Oysa, yüklenicinin olaydaki kusuru; borçlar hukuku yönünden, yüklenicinin kısmi ifasının karşılığını belirleme bakımından değil, iş sahibine ödemek durumunda kalacağı tazminatın kapsamını belirlemede önemlidir ( TBK. md. 114/II, 51. ).
Görülmektedir ki, 123-125. maddeler tüm olaylara aynen uygulanırsa, bazı istisnai hallerde "hakkı şekle mahkum edecek derecede" adalete aykırı sonuçlara neden olabilmekte ve bu kanun hükümleri tatminkar olmaktan uzak kalabilmektedir. O halde, bu adalete aykırı sonuçlar nasıl giderilebilecektir?
İşte, bu sorunun objektif bir şekilde çözümü, ancak Medeni Kanunun 2. maddesinde yer alan kuraldan yararlanmak suretiyle mümkün olabilir.
Şayet, olayın niteliği (yapının tamamladığı kısmının kapsamı) ve özelliği (uyuşmazlığın yalnızca TBK. Md. 123-125. maddeleri uyarınca çözümlenmesini) gerektiriyorsa; sözleşmenin feshinin bu hükümlerde öngörülen hukuki sonuçları doğuracağı tabiidir. Artık bu durumlarda, inşaat sözleşmesinin yüklenicinin edim borcu yönünden özelliği de sonucu etkilemez.
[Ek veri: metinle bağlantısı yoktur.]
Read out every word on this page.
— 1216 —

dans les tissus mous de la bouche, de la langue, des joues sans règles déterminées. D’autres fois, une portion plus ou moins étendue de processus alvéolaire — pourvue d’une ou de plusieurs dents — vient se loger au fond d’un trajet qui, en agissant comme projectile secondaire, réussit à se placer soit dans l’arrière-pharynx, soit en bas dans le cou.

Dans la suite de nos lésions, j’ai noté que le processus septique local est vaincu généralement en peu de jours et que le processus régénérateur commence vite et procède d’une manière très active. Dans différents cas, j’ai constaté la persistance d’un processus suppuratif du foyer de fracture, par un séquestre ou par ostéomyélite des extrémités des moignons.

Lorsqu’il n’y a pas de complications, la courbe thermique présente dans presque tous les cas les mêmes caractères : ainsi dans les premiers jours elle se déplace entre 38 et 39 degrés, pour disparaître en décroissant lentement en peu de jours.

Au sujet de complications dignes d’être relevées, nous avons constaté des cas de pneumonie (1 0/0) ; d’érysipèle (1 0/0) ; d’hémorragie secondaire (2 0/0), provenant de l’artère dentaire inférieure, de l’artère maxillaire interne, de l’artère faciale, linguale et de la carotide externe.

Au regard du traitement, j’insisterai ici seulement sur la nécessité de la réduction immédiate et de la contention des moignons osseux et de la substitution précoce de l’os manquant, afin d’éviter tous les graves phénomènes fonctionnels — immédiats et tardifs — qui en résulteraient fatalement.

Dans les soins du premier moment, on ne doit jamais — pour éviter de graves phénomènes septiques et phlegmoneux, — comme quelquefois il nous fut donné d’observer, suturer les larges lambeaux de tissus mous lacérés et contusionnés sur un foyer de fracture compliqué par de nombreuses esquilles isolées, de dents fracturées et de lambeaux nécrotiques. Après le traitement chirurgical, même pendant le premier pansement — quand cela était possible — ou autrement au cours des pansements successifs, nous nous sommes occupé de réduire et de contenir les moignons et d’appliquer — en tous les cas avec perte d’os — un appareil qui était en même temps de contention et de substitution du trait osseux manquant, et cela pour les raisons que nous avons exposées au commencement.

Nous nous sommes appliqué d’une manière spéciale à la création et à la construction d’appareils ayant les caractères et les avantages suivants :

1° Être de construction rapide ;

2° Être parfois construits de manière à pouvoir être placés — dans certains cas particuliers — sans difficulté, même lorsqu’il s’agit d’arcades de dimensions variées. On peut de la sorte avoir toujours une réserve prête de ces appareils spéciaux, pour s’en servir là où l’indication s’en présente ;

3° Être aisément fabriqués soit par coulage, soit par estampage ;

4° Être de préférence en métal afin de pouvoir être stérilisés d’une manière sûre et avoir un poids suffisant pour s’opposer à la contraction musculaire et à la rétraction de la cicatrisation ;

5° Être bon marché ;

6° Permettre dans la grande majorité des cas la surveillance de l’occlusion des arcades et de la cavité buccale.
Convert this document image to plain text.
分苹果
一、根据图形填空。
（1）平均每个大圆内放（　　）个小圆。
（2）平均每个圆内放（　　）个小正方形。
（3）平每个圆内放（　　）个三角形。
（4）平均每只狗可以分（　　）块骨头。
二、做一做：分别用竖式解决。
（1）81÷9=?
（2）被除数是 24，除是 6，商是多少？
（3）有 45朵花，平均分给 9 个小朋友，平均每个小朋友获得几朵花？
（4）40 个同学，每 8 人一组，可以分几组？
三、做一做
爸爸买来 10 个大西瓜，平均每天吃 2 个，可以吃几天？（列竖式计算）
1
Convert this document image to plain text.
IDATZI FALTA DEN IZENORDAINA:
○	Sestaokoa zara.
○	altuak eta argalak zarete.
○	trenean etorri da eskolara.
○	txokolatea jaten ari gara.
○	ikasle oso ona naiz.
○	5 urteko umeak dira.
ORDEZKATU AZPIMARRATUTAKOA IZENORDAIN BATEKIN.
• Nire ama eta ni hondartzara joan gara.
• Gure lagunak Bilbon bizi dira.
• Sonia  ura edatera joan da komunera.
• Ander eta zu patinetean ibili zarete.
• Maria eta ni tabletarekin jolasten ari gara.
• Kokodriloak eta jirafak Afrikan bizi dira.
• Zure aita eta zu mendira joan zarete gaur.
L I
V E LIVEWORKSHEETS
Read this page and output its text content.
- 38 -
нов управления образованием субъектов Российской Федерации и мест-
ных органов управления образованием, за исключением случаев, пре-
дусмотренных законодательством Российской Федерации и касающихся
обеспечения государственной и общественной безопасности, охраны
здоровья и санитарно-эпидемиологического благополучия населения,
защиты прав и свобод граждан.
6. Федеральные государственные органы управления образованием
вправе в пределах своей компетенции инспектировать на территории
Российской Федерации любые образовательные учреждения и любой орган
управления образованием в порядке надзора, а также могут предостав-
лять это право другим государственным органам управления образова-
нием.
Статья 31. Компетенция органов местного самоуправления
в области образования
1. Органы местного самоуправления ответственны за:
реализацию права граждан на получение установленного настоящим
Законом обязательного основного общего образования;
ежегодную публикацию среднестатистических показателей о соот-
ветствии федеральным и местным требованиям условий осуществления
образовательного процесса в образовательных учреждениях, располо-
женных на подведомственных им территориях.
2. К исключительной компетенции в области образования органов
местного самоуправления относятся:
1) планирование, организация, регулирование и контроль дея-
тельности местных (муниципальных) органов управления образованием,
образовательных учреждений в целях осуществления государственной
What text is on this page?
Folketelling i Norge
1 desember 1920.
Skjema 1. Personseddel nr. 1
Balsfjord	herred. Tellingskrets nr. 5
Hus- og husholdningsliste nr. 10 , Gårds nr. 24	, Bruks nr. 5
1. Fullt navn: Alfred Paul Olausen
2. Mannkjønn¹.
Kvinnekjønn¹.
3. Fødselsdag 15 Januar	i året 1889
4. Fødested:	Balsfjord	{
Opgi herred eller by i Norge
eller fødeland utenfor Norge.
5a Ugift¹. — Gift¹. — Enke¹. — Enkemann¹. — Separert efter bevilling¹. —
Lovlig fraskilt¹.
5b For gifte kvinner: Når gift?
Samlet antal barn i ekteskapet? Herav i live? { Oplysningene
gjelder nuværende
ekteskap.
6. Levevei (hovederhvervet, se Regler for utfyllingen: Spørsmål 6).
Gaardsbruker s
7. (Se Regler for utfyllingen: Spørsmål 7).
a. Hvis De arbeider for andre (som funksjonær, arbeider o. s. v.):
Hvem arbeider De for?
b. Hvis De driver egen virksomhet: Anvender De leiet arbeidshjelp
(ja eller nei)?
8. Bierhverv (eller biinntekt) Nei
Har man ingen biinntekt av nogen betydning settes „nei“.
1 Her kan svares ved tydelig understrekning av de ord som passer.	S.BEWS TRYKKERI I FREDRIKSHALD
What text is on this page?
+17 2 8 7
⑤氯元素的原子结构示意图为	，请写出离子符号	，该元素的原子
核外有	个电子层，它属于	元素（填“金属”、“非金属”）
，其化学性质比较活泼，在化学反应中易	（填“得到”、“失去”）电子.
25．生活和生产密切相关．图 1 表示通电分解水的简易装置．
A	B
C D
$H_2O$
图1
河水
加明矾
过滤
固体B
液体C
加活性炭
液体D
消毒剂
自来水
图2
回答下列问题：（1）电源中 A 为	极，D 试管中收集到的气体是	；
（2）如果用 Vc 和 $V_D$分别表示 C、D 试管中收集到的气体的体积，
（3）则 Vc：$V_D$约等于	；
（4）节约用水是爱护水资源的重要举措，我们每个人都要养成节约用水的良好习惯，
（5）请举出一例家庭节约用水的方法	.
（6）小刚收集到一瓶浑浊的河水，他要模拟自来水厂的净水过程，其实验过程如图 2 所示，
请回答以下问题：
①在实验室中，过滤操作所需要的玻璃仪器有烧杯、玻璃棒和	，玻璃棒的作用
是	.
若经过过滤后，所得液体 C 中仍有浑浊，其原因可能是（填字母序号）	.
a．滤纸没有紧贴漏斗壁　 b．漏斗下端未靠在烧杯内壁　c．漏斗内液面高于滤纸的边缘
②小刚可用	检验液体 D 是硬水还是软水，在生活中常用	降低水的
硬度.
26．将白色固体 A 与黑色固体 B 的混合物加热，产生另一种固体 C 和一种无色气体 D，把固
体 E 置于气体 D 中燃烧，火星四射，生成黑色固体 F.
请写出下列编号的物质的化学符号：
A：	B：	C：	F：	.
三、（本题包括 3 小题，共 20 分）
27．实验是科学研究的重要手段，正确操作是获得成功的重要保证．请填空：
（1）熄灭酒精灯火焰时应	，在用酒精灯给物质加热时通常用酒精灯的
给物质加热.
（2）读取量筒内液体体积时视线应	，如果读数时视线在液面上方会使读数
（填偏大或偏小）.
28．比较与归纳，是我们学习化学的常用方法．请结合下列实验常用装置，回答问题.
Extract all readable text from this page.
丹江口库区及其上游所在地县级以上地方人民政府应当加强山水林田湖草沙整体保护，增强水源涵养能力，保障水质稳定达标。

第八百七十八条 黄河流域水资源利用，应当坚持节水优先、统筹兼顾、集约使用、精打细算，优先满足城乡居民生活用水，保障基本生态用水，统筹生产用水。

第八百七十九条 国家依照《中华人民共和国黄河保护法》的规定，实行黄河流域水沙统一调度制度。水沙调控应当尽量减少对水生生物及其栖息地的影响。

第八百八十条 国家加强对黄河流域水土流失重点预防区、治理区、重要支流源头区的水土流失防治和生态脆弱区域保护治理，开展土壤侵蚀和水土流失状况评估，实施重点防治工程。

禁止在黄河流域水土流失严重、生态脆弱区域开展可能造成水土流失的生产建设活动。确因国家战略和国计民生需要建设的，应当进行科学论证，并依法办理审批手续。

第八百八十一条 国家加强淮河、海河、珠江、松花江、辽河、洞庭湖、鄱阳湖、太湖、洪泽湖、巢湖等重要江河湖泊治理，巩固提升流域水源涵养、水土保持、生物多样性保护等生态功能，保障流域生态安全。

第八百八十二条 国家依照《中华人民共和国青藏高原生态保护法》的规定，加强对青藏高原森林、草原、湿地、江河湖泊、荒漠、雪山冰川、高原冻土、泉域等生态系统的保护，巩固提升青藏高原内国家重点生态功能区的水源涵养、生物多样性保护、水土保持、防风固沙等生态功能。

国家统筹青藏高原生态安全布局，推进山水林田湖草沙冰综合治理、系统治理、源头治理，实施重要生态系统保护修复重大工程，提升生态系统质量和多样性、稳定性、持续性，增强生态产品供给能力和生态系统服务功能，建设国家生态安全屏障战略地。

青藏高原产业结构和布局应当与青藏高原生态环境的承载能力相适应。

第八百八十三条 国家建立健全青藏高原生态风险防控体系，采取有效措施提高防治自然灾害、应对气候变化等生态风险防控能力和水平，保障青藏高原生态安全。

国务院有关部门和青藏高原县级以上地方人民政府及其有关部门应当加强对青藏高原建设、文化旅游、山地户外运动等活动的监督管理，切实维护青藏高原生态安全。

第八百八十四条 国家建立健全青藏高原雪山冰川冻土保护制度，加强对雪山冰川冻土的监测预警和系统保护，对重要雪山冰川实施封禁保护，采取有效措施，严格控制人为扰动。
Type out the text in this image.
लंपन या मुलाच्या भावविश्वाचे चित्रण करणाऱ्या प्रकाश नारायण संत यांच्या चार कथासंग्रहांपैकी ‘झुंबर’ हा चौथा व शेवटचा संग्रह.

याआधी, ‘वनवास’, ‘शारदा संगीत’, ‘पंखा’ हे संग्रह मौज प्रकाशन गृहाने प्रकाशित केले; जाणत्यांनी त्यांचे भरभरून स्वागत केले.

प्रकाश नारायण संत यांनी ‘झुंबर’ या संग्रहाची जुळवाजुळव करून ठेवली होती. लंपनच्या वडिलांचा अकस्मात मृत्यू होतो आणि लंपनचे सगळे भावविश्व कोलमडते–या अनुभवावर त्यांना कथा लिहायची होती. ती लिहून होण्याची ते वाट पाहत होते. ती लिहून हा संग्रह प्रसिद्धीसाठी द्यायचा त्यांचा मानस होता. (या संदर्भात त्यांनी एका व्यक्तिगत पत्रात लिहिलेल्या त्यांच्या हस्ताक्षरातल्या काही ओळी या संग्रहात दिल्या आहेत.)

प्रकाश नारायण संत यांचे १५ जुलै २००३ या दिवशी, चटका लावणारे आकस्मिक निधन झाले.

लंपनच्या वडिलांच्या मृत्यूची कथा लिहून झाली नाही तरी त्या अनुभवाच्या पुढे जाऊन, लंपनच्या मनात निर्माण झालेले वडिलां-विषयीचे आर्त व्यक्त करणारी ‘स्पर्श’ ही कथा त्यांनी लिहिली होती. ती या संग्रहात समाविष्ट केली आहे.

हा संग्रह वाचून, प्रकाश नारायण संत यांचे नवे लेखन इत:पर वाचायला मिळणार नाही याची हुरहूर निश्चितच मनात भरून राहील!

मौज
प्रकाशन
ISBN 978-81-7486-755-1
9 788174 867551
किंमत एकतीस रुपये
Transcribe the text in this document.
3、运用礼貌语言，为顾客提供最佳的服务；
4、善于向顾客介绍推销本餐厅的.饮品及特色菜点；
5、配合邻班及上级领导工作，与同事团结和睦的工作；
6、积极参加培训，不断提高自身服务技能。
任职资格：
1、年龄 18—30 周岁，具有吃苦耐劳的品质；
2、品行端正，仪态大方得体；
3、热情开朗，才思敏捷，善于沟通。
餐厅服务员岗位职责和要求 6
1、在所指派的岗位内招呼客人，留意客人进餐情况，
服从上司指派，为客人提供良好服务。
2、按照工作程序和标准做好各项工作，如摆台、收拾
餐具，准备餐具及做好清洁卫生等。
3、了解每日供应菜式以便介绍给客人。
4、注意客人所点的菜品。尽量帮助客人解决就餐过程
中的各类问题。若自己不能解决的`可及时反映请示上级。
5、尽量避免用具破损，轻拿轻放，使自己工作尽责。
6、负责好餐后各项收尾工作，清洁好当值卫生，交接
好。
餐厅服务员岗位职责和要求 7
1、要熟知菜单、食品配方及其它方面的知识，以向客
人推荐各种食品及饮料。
Ancak, olayın niteliği ve özelliğinin ( uyuşmazlığa 123-125. maddeler hükümlerinin uygulanmasının doğuracağı adalete aykırı sonuçlarının) haklı gösterdiği durumlarda; Medeni Kanunun 2. maddesi hükmü gözetilerek, sözleşmenin feshinin (sürekli borç ilişkilerinde olduğu gibi) ileriye etkili sonuç doğuracağı kabul edilmelidir. Böyle bir çözümün sonucu olarak da, direnime düşen yüklenici; kısmi ifasının bedelini iş sahibinden ve iş sahibi de; yüklenicinin kusuruna bağlı tüm zararlarını yükleniciden isteyebilecekler ve bu suretle tarafların yararları arasında karşılıklı bir denge kurulmuş olacaktır.
SONUÇ : İstisna sözleşmesinin bir türü olan inşaat sözleşmelerinde yüklenicinin kendi kusuruyla işi belirli zamanda bitirmeyerek direnime düşmesi nedeniyle sözleşmenin iş sahibi tarafından feshi halinde, uyuşmazlığın kural olarak TBK. Md. 123-125 hükümleri çerçevesinde çözümlenmesi gerekir. Ancak, olayın niteliği ve özelliğinin haklı gösterdiği durumlarda, TMK. Md. 2 hükmü gözetilerek, sözleşmenin feshi ileriye etkili sonuç doğuracaktır (İBK. 25.1.1984, 3/1).